The ecology of wealth

What is a man to do with a “main palace” of 420 rooms, a customized Boeing 747 jumbo jet for his exclusive use, a private zoo and amusement park, and a stash of $700 million in jewels? This is the dilemma facing Prince Alwaleed, whose $20 billion in assets gets him ranked by Forbes magazine as the richest person in Saudi Arabia, according to George Monbiot's article in Guardian Weekly.

But wealth has not been easy for Prince Alwaleed. For 25 years, according to an article about him in Forbes, he has been “lobbying, cajoling and threatening when it comes to his net worth listing.” In 2006 he believed that Forbes had undervalued his worth by $7 billion. So he hounded the magazine's researcher for days, pleading with him to change the evaluation. “What do you want?”, he tearfully asked, while offering access to his Swiss banker. “Tell me what you need?”

A diamond-encrusted Mercedes owned by Prince Alwaleed

What Prince Alwaleed needs is not wealth but status. The Forbes list of the global rich is his measure of “success” and “stature”. Or, as the American industrialist and billionaire H.L. Hunt once explained, “Money is just a way of keeping score”.

This is why the ultra-rich aspire to get even richer. When they already have more money than they can possibly spend in a lifetime, their wealth, as Monbiot insightfully explains, takes on the value of “prestige, power, purpose”. 

This is why CEOs manoeuvre hundreds of millions in compensation from corporations, banks and investment companies, even when their leadership causes financial losses. And this is why the ultra-rich lobby politicians manipulate public policy, alter taxation regimes, hide their money in offshore accounts and pressure governments to design budgets for their benefit.

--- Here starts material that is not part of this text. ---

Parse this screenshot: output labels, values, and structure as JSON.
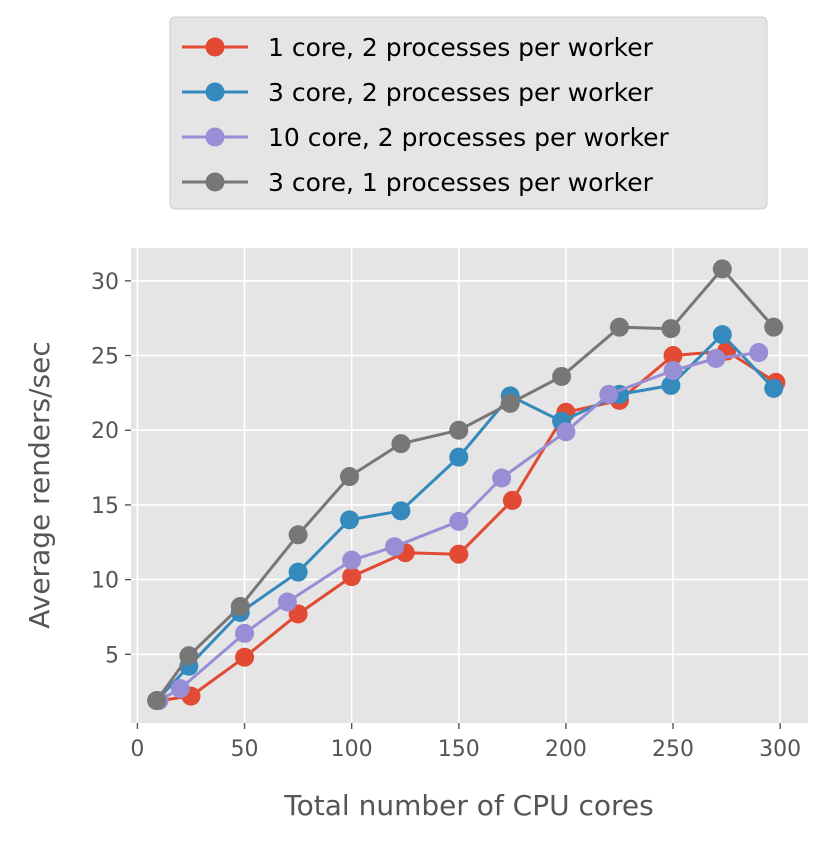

The effect is a gradual dismantling of the social contract, the unspoken agreement of fairness that requires the wealth in a society to raise the wellbeing of everyone, not just a few. As the rich get richer and the poor get poorer, the common understanding that once guaranteed a judicious distribution of wealth throughout society, is gradually being lost.

The fallacy of fiscal restraint for macroeconomics

 Dr. Christopher Ragan, a professor of macroeconomics at McGill University for 24 years, has some helpful comments to make on this subject. The logic of microeconomics that applies to individuals, he explains in The Globe and Mail, does not apply to the macroeconomics that operate at national scales.